Book a stay and discover your own reason to join is at the lake.

SNICKERDOODLES
from Weeknight Baking by Michelle Lopez

Cookies
2-3/4 cups (12.35 oz) all-purpose flour (or 1:1 gluten-free flour)
2 t. cream of tartar
1 t. baking soda
½ t. kosher salt
1-1/2 cups (10.5 oz) granulated sugar
1 cup (8 oz) unsalted butter, at room temperature
2 large eggs
2 t. vanilla

Topping:
¼ cup (1.75 oz) granulated sugar
2 T. ground cinnamon

  1. Position a rack in the center of the oven and preheat to 400 degrees. Line two half-sheet pans with parchment paper.
  2. Prepare and place topping in a shallow bowl.
  3. In a medium bowl, whisk together the flour, cream of tartar, baking soda, and salt.
  4. In the bowl of a stand mixer fitted with the paddle attachment, combine the sugar and butter. Beat on medium-high speed until light, fluffy, and doubled in volume, 2 to 3 minutes, using a rubber spatula to scrape down the bottom and sides of the bowl as necessary. Reduce the mixer to low and add the eggs one at a time, adding the next egg only after the previous one has been fully incorporated. Add the vanilla and beat until just combined. Scrape down the bottom and sides of the bowl. With the mixer on low, gradually add the dry ingredients and beat until just combined. Scrape down the bottom and sides of the bowl once more and beat on low for an additional 30 seconds.
  5. Use a 3-tablespoon cookie dough scoop to portion the cookie dough into balls. Roll each in the snickerdoodle topping, covering them completely. Place the coated cookies at least 3 inches apart on the prepared sheet pans.
  6. Bake the cookies. Bake one pan at a time for 10 minutes, or until the edges have set but the centers are still gooey. The cookies will look puffed when you pull them out of the oven but will fall and crack into the perfect cookies as they cool.

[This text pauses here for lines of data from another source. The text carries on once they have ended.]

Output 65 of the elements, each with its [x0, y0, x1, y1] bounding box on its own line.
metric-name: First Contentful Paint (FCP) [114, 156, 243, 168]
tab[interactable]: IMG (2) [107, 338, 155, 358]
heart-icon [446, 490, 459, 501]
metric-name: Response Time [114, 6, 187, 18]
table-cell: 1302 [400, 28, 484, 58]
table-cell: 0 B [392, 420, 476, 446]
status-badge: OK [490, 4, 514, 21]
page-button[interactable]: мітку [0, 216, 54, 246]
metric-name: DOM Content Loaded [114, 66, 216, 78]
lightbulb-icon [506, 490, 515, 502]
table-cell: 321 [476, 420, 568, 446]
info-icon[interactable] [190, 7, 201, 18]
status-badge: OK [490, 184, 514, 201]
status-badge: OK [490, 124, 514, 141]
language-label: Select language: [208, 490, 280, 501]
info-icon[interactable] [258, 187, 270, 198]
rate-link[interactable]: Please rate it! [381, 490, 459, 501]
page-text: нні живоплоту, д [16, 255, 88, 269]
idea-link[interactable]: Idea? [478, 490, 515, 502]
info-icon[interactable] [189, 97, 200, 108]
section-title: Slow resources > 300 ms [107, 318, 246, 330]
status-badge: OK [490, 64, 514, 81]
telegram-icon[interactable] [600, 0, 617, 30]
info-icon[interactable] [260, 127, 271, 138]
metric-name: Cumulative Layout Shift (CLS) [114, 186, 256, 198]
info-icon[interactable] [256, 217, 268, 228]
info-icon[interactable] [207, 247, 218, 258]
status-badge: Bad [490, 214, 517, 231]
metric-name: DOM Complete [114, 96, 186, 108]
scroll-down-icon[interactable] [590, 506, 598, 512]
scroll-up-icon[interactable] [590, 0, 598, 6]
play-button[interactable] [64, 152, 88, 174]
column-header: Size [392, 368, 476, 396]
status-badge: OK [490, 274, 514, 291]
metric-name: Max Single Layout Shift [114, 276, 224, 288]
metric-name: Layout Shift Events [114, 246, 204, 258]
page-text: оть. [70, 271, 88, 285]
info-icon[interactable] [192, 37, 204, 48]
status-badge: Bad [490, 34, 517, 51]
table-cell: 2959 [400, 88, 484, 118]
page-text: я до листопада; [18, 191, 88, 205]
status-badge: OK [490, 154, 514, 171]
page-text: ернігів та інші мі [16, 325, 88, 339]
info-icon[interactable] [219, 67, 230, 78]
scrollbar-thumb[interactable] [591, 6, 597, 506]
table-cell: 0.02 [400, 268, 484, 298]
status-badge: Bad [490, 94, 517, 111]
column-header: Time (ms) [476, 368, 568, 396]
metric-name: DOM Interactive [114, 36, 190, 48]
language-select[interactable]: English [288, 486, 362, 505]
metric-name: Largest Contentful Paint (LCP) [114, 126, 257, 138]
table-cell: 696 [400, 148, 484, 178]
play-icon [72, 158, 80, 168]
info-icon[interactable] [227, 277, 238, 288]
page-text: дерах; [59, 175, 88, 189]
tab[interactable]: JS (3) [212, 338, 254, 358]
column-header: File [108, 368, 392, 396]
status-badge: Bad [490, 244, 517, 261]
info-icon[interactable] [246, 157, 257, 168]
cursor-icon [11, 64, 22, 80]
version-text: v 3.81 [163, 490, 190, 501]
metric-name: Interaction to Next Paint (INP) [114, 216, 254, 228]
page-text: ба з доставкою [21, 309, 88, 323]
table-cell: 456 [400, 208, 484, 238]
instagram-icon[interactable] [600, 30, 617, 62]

Cool the cookies on the pan on a wire rack for 20 minutes, or until the edges and bottoms of the cookies have set and feel firm to the touch. Repeat with the remaining cookie dough.
  7. Serve and store. Serve warm or at room temperature. The cookies can be stored in an airtight container or zip-top bag at room temperature for up to 3 days.

Bake Later

You can freeze snickerdoodle cookie dough just like you can freeze your favorite chocolate chip cookie dough recipe. After portioning the dough into balls, place the balls on a parchment lined sheet pan and freeze for 30 minutes, or until the dough is hard enough to handle without being sticky. Transfer to a zip-top freezer bag and freeze for up to 3 months.

Note that the dough will be frozen WITHOUT the snickerdoodle topping. When ready to bake, you’ll need to roll the cookie dough balls in the snickerdoodle topping. There’s no need to thaw the cookie dough balls before baking. Follow the instructions for baking in the recipe but increase the bake time to 12 to 14 minutes.